Guy Dugrais "Au niveau des territoires, nous ne représenterions plus rien"
Crédit : Marie Chevillard

 

Depuis 2023, une convention lie d'ailleurs le SNRL et l’Éducation nationale à propos de l’éducation aux médias, "reconnaissant notre rôle pour aller former dans toutes les écoles, les maisons de quartier, les centres de formation... tous confondus". Ce qui est le cas pour Radio G, mais aussi pour Radio Campus Angers : son président Patrick Haour évoque, lui, l'image du "serpent qui se mord la queue : nous, on serait obligé de se séparer d'un salarié, un salarié et demi.
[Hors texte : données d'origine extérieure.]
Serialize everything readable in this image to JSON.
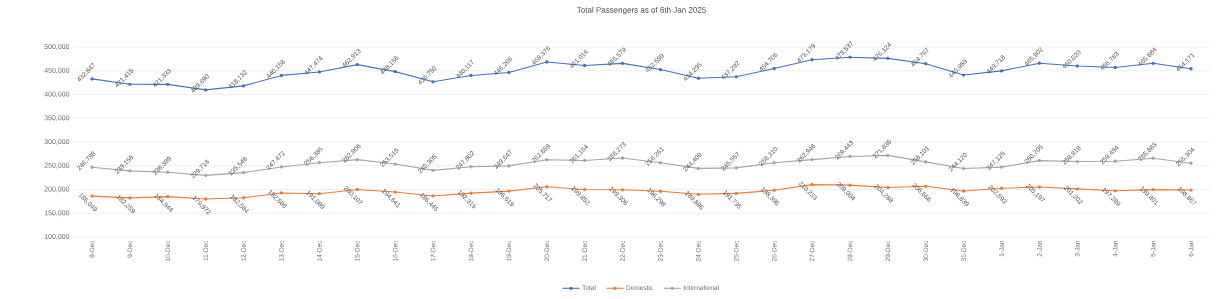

Or, les ateliers d'éducation aux médias sont une source de revenus pour la radio ; tout comme la partie journalistique, qui atteste de notre travail d'information locale, est une source de subventions pour ce FSER. C'est impossible de trouver l'équivalent de ce manque à gagner sans renoncer à une partie de ce qu'on fait."

 

Le mécénat d'entreprises, une solution ?

 

Parmi les autres sources de revenus, les subventions ? "On a déjà perdu celle de la Région Pays de la Loire l'an dernier, et on sait qu'elles se réduisent". Le mécénat d'entreprise ? "Oui, on se tourne vers ça, mais nous ne sommes pas les seuls..." Conséquence : si le FSER baisse de 44 %, ce serait pour ces radios associatives locales "quasiment une condamnation à mort, ce qui va à l’encontre de tous les discours du gouvernement sur l’importance de l’information locale, du lien social, du monde associatif", estime Patrick Haour. "Au niveau des territoires, nous ne représenterions plus rien ou tellement peu qu'on se retrouverait dans un état des radios associatives des années 1980", ajoute Guy Dugrais.

 

Pourquoi une telle baisse annoncée des subventions et quelles en seraient les conséquences ?
Crédit : Marie Chevillard

 

Le tout pour une économie de 16 millions d'euros, une broutille à l'échelle du budget de l'Etat, selon le président de Radio Campus Angers. "Je pense que ça va dans le sens du climat actuel, dans lequel il fait bon taper sur le monde culturel, le monde associatif, en disant 'ce sont des assistés qui ne servent à rien et vivent au frais de l'État sans rien produire'. Mais le problème, c'est l'opinion en fait, parce que si les gens trouvent que c'est une mauvaise idée, le gouvernement changera probablement d'avis."

 

"Sans éducation aux médias, la population devient influençable à souhait"

 

D'où la campagne de communication lancée par les radios associatives depuis plusieurs semaines auprès du grand public sur leurs réseaux sociaux, mais aussi auprès des élus locaux, avec un retour "plutôt positif des députés du Maine-et-Loire" d'après Patrick Haour. De quoi rassurer un peu les deux bénévoles, qui rappellent l'importance de la pluralité des médias, y compris au niveau local. "Le rôle premier des radios associatives, c'est de donner la parole à ceux qui ne l’ont pas, d'avoir une information 'remontante' par rapport à d’autres médias, explique Guy Dugrais. Cette baisse du FSER reviendrait purement et simplement à assassiner la parole libre que nous garantissons auprès des gens du territoire. Nos ateliers d'éducation aux médias permettent aussi de savoir reconnaître les fake news, de reconnaître la bonne parole de la plus insidieuse. Et qui dit plus d'éducation, dit par implicite une population qui devient 'mono-pensée', influençable à souhait, on en fait ce qu'on en veut."

 

 

En commission parlementaire, deux amendements ont été votés contre cette mesure. Mais la prudence reste de mise : si le budget 2026 n’est pas voté avant la fin de l’année, le texte initial du projet de loi de finances pourrait être appliqué par ordonnances.